Mistress Fitton




O call not me to justify the wrong,
That thy unkindness lays upon my heart,
Wound me not with thine eye but with thy tongue
Use power with power and slay me not by art,
Tell me thou lovest elsewhere-but in my sight,
Dear heart forbear to glance thine eye aside
What need'st thou wound with cunning when thy might
Is more than my o'er pressed defence can bide?
Let me excuse thee ah my love well knows,
Her pretty looks have been mine enemies,
And therefore from my face she turns my foes,
That they elsewhere might dart their injuries:
Yet do not so, but since I am near slain,

Kill me outright with looks and rid my pain.


Note the repetition of certain words.    We find, wound,
wound, power, power, heart, heart, looks, looks.  My heart,
my sight, my love, my face, my foes, my pain.
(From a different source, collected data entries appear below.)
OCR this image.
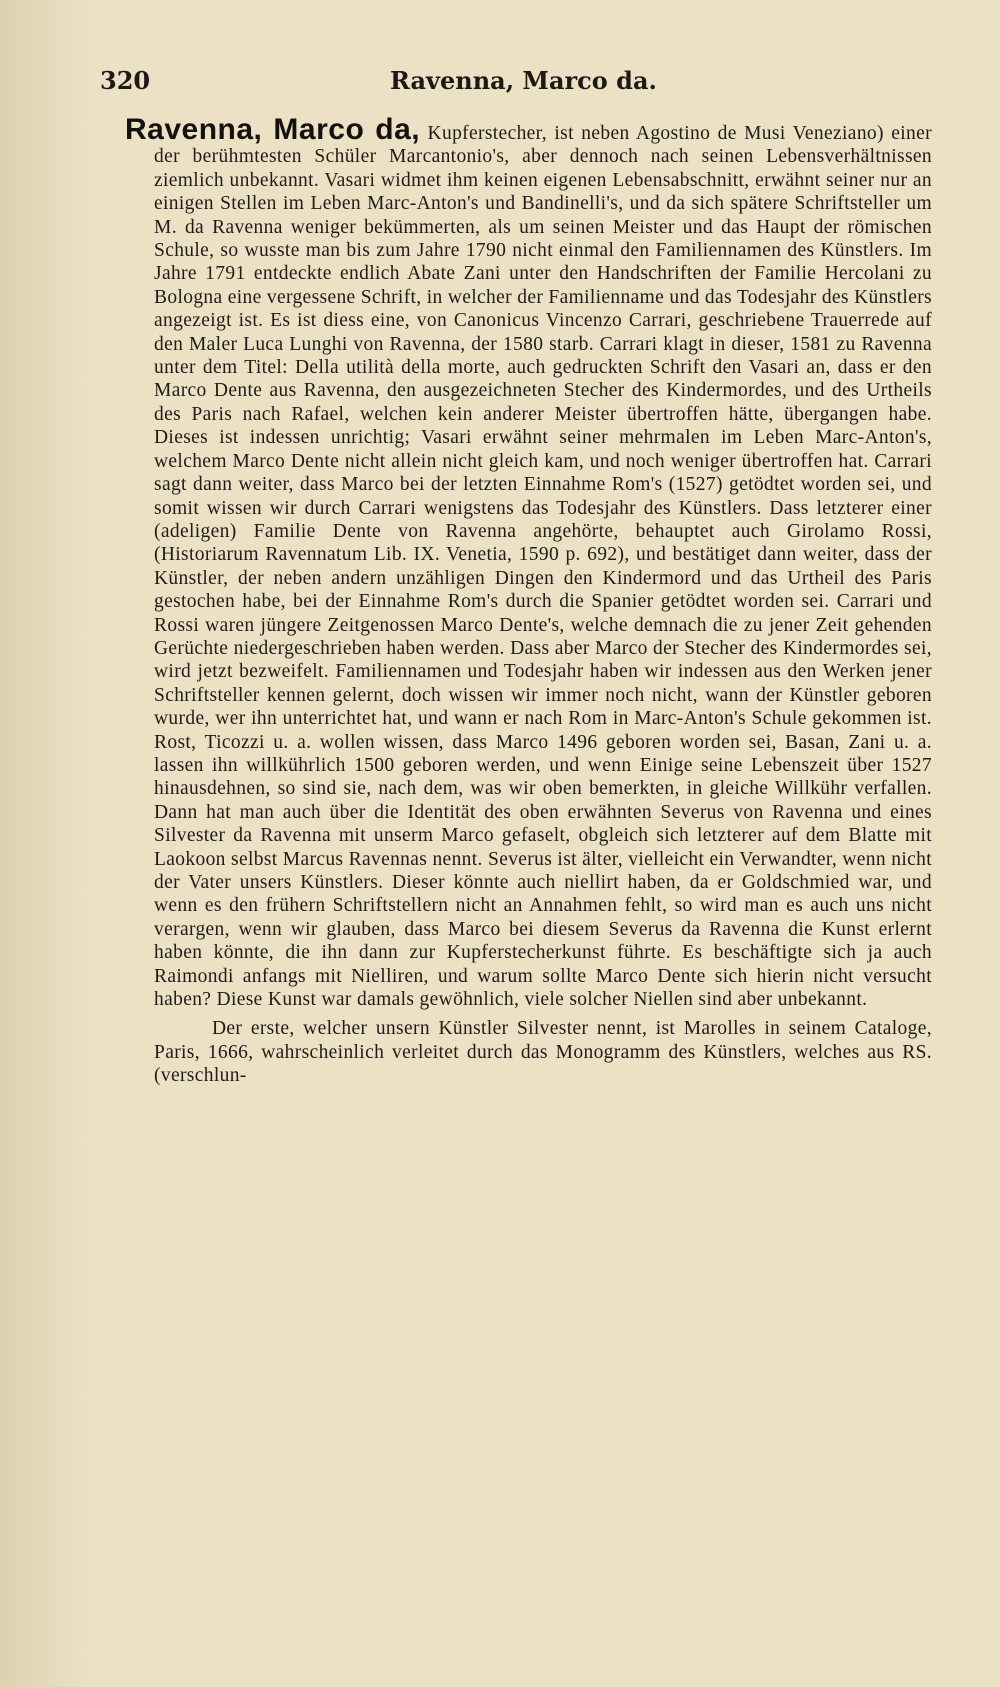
320	Ravenna, Marco da.

Ravenna, Marco da, Kupferstecher, ist neben Agostino de Musi Veneziano) einer der berühmtesten Schüler Marcantonio's, aber dennoch nach seinen Lebensverhältnissen ziemlich unbekannt. Vasari widmet ihm keinen eigenen Lebensabschnitt, erwähnt seiner nur an einigen Stellen im Leben Marc-Anton's und Bandinelli's, und da sich spätere Schriftsteller um M. da Ravenna weniger bekümmerten, als um seinen Meister und das Haupt der römischen Schule, so wusste man bis zum Jahre 1790 nicht einmal den Familiennamen des Künstlers. Im Jahre 1791 entdeckte endlich Abate Zani unter den Handschriften der Familie Hercolani zu Bologna eine vergessene Schrift, in welcher der Familienname und das Todesjahr des Künstlers angezeigt ist. Es ist diess eine, von Canonicus Vincenzo Carrari, geschriebene Trauerrede auf den Maler Luca Lunghi von Ravenna, der 1580 starb. Carrari klagt in dieser, 1581 zu Ravenna unter dem Titel: Della utilità della morte, auch gedruckten Schrift den Vasari an, dass er den Marco Dente aus Ravenna, den ausgezeichneten Stecher des Kindermordes, und des Urtheils des Paris nach Rafael, welchen kein anderer Meister übertroffen hätte, übergangen habe. Dieses ist indessen unrichtig; Vasari erwähnt seiner mehrmalen im Leben Marc-Anton's, welchem Marco Dente nicht allein nicht gleich kam, und noch weniger übertroffen hat. Carrari sagt dann weiter, dass Marco bei der letzten Einnahme Rom's (1527) getödtet worden sei, und somit wissen wir durch Carrari wenigstens das Todesjahr des Künstlers. Dass letzterer einer (adeligen) Familie Dente von Ravenna angehörte, behauptet auch Girolamo Rossi, (Historiarum Ravennatum Lib. IX. Venetia, 1590 p. 692), und bestätiget dann weiter, dass der Künstler, der neben andern unzähligen Dingen den Kindermord und das Urtheil des Paris gestochen habe, bei der Einnahme Rom's durch die Spanier getödtet worden sei. Carrari und Rossi waren jüngere Zeitgenossen Marco Dente's, welche demnach die zu jener Zeit gehenden Gerüchte niedergeschrieben haben werden. Dass aber Marco der Stecher des Kindermordes sei, wird jetzt bezweifelt. Familiennamen und Todesjahr haben wir indessen aus den Werken jener Schriftsteller kennen gelernt, doch wissen wir immer noch nicht, wann der Künstler geboren wurde, wer ihn unterrichtet hat, und wann er nach Rom in Marc-Anton's Schule gekommen ist. Rost, Ticozzi u. a. wollen wissen, dass Marco 1496 geboren worden sei, Basan, Zani u. a. lassen ihn willkührlich 1500 geboren werden, und wenn Einige seine Lebenszeit über 1527 hinausdehnen, so sind sie, nach dem, was wir oben bemerkten, in gleiche Willkühr verfallen. Dann hat man auch über die Identität des oben erwähnten Severus von Ravenna und eines Silvester da Ravenna mit unserm Marco gefaselt, obgleich sich letzterer auf dem Blatte mit Laokoon selbst Marcus Ravennas nennt. Severus ist älter, vielleicht ein Verwandter, wenn nicht der Vater unsers Künstlers. Dieser könnte auch niellirt haben, da er Goldschmied war, und wenn es den frühern Schriftstellern nicht an Annahmen fehlt, so wird man es auch uns nicht verargen, wenn wir glauben, dass Marco bei diesem Severus da Ravenna die Kunst erlernt haben könnte, die ihn dann zur Kupferstecherkunst führte. Es beschäftigte sich ja auch Raimondi anfangs mit Nielliren, und warum sollte Marco Dente sich hierin nicht versucht haben? Diese Kunst war damals gewöhnlich, viele solcher Niellen sind aber unbekannt.

Der erste, welcher unsern Künstler Silvester nennt, ist Marolles in seinem Cataloge, Paris, 1666, wahrscheinlich verleitet durch das Monogramm des Künstlers, welches aus RS. (verschlun-
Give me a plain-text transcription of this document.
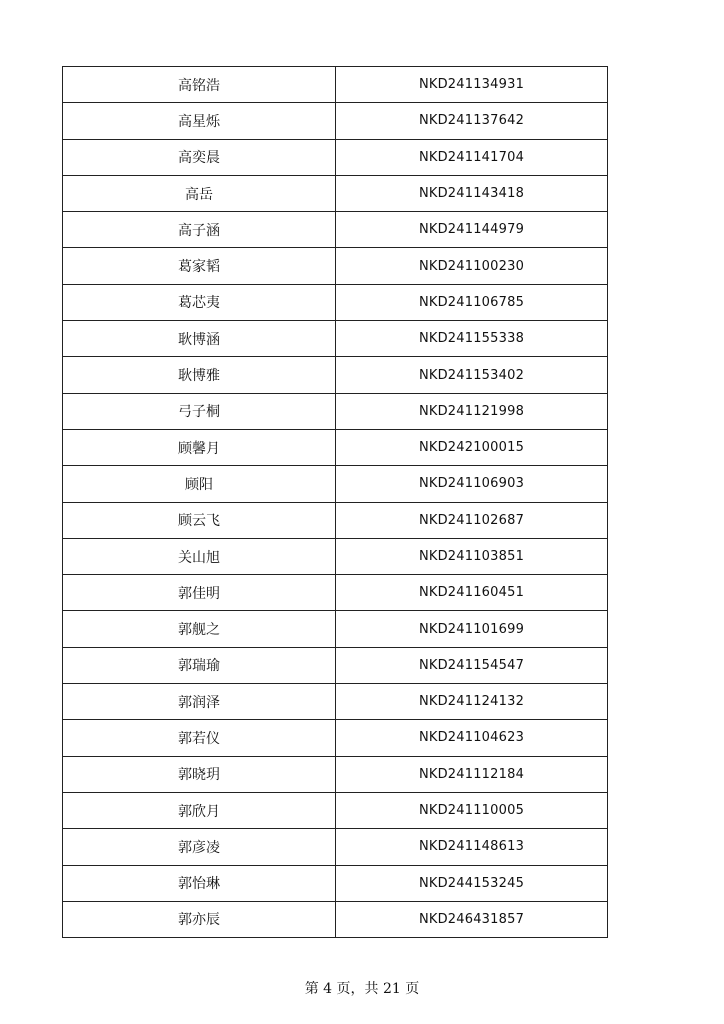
高铭浩	NKD241134931
高星烁	NKD241137642
高奕晨	NKD241141704
高岳	NKD241143418
高子涵	NKD241144979
葛家韬	NKD241100230
葛芯夷	NKD241106785
耿博涵	NKD241155338
耿博雅	NKD241153402
弓子桐	NKD241121998
顾馨月	NKD242100015
顾阳	NKD241106903
顾云飞	NKD241102687
关山旭	NKD241103851
郭佳明	NKD241160451
郭舰之	NKD241101699
郭瑞瑜	NKD241154547
郭润泽	NKD241124132
郭若仪	NKD241104623
郭晓玥	NKD241112184
郭欣月	NKD241110005
郭彦凌	NKD241148613
郭怡琳	NKD244153245
郭亦辰	NKD246431857
第 4 页，共 21 页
Here Bacon tells Mistress Fitton not to call upon him to justify (prove) the wrong that her unkindness lays (places) on his heart-to wound him by speaking but not with her looks-to use her power (ability to do anything) with power (energy) but not to kill him by art (cunning)-to tell him that she loves someone else but when he is present not to look elsewhere-why need she wound him with cunning when her might (power) is more than his defence can bide (endure).  He excuses her because she knows that her looks are his enemies and therefore from his face she turns her looks so that they may injure another. He asks her not to do so but since he is near slain (killed) to kill with looks and so let him be rid (free) from his pain (suffering).